So, lawyers are people. Despite the importance of work, especially in Biglaw, sometimes personal life probably should take precedence over practicing law. Perhaps a wedding, a funeral, or maybe a particularly important religious holiday should win out.
But what about a defense attorney who wants to suspend a capital murder-for-hire trial to attend a look-alike contest for one of the greatest authors in American history? The short answer is: no dice. The slightly longer answer is a hilarious ruling from a federal judge denying the request….
Attorney Frank Louderback is representing Jerry Alan Bottorff, who’s accused, along with two other people, of murder for hire. The federal death penalty case had been specially set, but last week Louderback requested to suspend the trial… so he could attend the annual Ernest Hemingway look-alike contest. Yes. Seriously.
Undersigned counsel, a perennial contestant in the Ernest Hemingway Look-alike Contest, is scheduled to appear as a semi-finalist at Sloppy Joe’s Bar in Key West, Florida at 6:30 P.M. on Friday, July 20, 2012.
In order to be able to be in Key West at the appointed hour, undersigned counsel has planned to depart St. Petersburg after the trial recesses on Thursday, July 19, 2012, and drive toward Key West[,] arriving on July 20, 2012.

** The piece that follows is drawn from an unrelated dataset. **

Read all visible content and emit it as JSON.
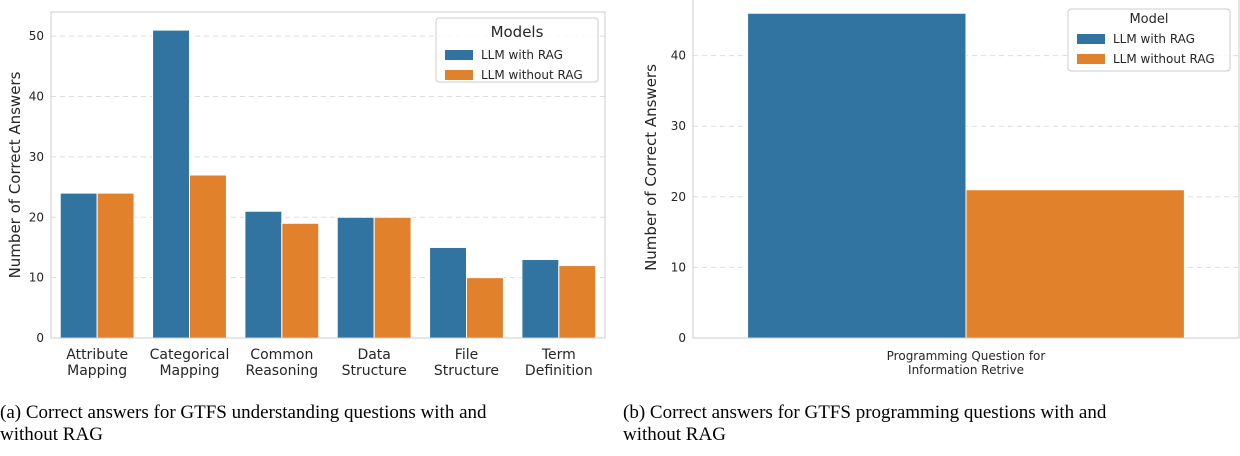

Undersigned counsel has secured a block of six rooms to accommodate family, friends, and fans and has had to pay non-refundable deposits.
I can respect that the conference is important to Louderback (it clearly is, if he blocked out six rooms to bring his clan with him), because first and foremost, Ernest Hemingway freaking rules. I saw a guy in a café once who looked exactly like Hem, and it was pretty incredible. But I still can’t imagine writing this request with a straight face. The icing on this sadness cake is that the contest is being held at “Sloppy Joe’s.” That probably didn’t help convince the judge.
South Florida Lawyers Blog has a video of the annual Hemingway look-alike competition, in case you’re interested in seeing what Louderback will be missing this year. The blog also mentions that the St. Petersburg attorney is a self-described “perennial contestant in the Ernest Hemingway Look-alike contest.”
To Judge Steven Merryday’s credit, he handled the motion relatively respectfully — and he employed a decent sense of humor:
Between a murder-for-hire trial and an annual look-alike contest, surely Hemingway, a perfervid admirer of “grace under pressure,” would choose the trial.
At his most robust, Hemingway exemplified the intrepid defense lawyer:
He works like hell, and through it…. He has the most profound bravery…. He has had pain and the kind of poverty that you don’t believe[;] he has had about eight times the normal allotment of responsibilities. And he has never once compromised. He has never turned off on an easier path than the one he staked himself. It takes courage.
Dorothy Parker, The Artist’s Reward, THE NEW YORKER, Nov. 30, 1929, at 28-30 (describing Hemingway). Perhaps a lawyer who evokes Hemingway can resist relaxing frolic in favor of solemn duty.
Or, at least, “Isn’t it pretty to think so?”
Best of luck to counsel in next year’s contest. The motion (Doc. 127) is DENIED.